At different steps of sperm dilution and cryopreservation, sperm samples from 3 replicates were processed for TEM as described by Oliveira et al. [19] with some modifications. Briefly, samples (500 μL) were centrifuged and resuspended in a fixative solution composed of 4% glutaraldehyde in Dulbecco’s modified phosphate buffered saline for 2 h at 4°C. Samples were then washed and post-fixed in 1% osmium tetroxide for 1 h at room temperature. Fixed samples were then dehydrated in an ethanol gradient, treated with propylene oxide and embedded in Epon resin (Epon 812; Fluka Chemie, Switzerland) and ultrathin-sectioned (60–70 nm) for TEM. Ultrathin sections were observed at 80 kV using a JEOL 2100 TEM at 80 kV. The sperm ultrastructure was examined at the head region (n = 100 per sample) to examine the plasma membrane, acrosome and nucleus morphology. The mid-piece in 100 sperm per sample was also examined to investigate the morphology of the mitochondria. According to our subsequent observations, it was decided to classify the ultrastructure of the plasma membrane into: intact, slightly swollen, swollen or lost; acrosome: typical, atypical, or lost; mitochondria and chromatin material: intact or damaged.

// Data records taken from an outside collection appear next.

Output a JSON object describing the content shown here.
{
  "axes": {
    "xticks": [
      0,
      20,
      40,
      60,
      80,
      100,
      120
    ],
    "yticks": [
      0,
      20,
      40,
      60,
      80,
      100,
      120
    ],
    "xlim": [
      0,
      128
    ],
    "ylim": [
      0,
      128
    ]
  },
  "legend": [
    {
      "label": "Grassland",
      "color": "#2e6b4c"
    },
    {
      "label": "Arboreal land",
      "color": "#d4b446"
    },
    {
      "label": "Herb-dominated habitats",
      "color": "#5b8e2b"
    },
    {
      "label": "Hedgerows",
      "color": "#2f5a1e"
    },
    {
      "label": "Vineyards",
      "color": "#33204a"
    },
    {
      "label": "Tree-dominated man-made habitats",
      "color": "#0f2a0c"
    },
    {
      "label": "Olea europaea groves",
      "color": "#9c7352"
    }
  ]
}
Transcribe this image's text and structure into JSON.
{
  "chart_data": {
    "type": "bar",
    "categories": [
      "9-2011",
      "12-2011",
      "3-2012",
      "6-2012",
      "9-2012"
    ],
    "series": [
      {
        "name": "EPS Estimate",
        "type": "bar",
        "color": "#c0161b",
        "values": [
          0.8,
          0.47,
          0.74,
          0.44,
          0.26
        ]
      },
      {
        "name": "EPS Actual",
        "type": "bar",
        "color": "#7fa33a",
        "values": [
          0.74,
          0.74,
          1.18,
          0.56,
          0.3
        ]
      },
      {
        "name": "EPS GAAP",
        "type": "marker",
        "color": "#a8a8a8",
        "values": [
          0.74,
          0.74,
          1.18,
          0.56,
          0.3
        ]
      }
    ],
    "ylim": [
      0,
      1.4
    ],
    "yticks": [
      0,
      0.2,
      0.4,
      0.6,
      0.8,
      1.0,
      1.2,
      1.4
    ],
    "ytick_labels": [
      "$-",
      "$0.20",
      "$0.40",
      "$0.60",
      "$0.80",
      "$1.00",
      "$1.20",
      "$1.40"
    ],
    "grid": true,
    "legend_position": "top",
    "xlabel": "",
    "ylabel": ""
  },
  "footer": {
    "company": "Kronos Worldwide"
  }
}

2.7 Determination of chromatin integrity

2.7.1 Toluidine blue staining and microscopic evaluation

Toluidine blue staining was performed as previously described [13] with some modification. Smears obtained during different steps of semen cryopreservation (3 replicates) were fixed in ethanol–acetic acid (3:1, v/v) for 1 min and 70% ethanol for 3 min. Smears were hydrolyzed for 20 min in 4 mM Chloridric acid, rinsed in distilled water and air-dried. One droplet of 0.025% toluidine blue in Mcllvaine buffer (sodium citrate-phosphate) pH 4.0 was placed over each smear and then cover slipped. Smears were evaluated with light microscopy at 1000× magnification. The percentage of chromatin damage was estimated by evaluating 300 cells on each smear. Spermatozoa stained as green to light blue were considered to have normal chromatin while those stained dark blue to violet were considered to have damaged chromatin.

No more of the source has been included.